One more thing before trying it: this path runs through a game menu and an external browser that was never designed to serve as a YouTube portal. It is not a supported feature. If Super Animal Royale updates its menu structure or if the browser path gets closed through an update, it stops working without notice. Treat it as a stopgap, not a solution.
Who the Switch 2 YouTube workaround actually helps
The use case is narrow but real. In handheld mode, 360p is livable for short or casual sessions where resolution isn't the point. A quick clip, some background content, something to watch without caring about continuity or account history. For that specific situation, the friction is manageable, Android Authority reported.
Docked to a TV, the picture changes. The 360p ceiling against a Full HD display makes the limitation concrete in a way that handheld mode obscures. This is where the absence of an official app stops being an abstraction.
Anyone whose YouTube use relies on subscriptions, recommendations, or watch history will find the workaround more frustrating than useful.
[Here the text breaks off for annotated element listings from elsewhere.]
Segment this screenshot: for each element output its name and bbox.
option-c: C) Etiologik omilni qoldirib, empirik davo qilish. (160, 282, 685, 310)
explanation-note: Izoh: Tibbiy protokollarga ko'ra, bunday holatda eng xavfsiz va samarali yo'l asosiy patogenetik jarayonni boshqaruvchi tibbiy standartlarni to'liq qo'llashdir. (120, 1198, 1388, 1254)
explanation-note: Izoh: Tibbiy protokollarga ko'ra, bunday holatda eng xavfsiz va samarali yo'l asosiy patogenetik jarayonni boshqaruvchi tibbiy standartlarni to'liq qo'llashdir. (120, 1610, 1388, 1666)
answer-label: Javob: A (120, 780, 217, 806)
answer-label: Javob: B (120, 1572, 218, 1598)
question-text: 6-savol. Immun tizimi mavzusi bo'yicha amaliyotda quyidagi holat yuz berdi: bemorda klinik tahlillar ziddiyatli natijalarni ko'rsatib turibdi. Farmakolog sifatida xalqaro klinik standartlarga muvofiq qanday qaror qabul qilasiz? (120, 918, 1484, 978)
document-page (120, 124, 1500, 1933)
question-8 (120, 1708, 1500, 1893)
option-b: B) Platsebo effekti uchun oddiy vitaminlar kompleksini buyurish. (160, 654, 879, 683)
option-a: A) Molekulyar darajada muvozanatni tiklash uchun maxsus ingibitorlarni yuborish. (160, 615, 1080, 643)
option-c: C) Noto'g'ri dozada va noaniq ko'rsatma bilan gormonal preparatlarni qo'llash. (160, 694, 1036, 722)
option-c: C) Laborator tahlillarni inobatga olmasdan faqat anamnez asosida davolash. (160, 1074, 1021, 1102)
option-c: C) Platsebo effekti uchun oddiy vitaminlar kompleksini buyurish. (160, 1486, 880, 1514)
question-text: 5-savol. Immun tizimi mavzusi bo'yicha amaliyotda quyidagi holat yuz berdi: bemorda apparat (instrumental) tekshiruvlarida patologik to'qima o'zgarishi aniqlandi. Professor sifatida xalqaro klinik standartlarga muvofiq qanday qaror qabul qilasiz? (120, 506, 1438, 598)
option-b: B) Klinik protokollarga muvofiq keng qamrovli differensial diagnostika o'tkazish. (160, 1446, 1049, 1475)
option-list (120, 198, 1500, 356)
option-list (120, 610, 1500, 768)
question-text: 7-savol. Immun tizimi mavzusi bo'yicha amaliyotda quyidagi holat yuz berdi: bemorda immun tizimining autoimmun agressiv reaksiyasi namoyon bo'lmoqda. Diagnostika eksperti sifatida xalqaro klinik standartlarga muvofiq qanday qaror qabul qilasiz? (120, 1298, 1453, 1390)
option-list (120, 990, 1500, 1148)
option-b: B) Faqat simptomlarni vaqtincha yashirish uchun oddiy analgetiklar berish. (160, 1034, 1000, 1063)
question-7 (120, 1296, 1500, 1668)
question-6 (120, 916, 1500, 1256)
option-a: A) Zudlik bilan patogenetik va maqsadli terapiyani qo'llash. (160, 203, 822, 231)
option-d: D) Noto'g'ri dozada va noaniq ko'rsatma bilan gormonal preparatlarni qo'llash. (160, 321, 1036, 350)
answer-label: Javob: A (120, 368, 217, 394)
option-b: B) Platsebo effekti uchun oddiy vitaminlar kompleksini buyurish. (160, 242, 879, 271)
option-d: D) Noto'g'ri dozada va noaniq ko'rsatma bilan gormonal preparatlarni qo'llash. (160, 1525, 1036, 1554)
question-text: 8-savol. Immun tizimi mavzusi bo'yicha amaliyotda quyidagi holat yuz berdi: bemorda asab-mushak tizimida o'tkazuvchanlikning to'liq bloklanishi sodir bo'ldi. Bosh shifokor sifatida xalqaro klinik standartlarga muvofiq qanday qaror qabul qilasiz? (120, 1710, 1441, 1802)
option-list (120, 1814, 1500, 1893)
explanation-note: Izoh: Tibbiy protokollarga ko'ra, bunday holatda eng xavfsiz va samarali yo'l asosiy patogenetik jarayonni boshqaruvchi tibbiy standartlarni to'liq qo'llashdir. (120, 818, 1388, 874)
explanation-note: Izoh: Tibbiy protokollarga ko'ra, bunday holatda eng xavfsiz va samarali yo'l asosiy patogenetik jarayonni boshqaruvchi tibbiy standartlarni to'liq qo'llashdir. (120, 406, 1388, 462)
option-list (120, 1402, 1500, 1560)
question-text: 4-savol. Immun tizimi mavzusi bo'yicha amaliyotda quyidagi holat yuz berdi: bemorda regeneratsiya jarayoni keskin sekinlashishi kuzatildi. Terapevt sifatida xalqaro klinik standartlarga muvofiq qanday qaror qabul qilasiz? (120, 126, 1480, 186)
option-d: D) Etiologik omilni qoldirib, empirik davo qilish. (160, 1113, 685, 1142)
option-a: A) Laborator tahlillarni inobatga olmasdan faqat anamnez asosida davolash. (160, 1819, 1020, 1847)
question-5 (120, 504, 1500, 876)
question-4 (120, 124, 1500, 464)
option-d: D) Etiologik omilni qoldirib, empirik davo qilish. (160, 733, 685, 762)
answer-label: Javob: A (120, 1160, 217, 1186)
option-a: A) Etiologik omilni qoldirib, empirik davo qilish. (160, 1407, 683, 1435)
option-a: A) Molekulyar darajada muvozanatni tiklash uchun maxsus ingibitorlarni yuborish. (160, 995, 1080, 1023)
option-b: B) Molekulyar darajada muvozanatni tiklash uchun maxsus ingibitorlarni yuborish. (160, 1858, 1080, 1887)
No sign-in means starting from scratch every session, with no continuity and no personalization. The browser renders poorly enough that discovery is difficult even for users willing to work around the resolution cap. Those users aren't the audience for this trick.
The workaround fits one profile: someone in handheld mode, looking for something specific they already know they want, who doesn't care about account features and has low expectations for the surrounding interface. For that person, it works. For most Switch 2 owners who wanted YouTube on their console, it's a placeholder at best.
What comes next
Until Google provides a firm launch date for a native app, the Super Animal Royale back door is the only documented path for watching YouTube on Switch 2, per Android Authority and Polygon. "Soon" from February has become months of silence, with no updated timeline in the cited reporting.
The workaround is worth knowing about if you're in a position to use it. Don't rely on it staying open. And the fact that a Reddit discovery inside a multiplayer indie game is the practical answer to a basic media app question says something about where Switch 2's app ecosystem currently stands.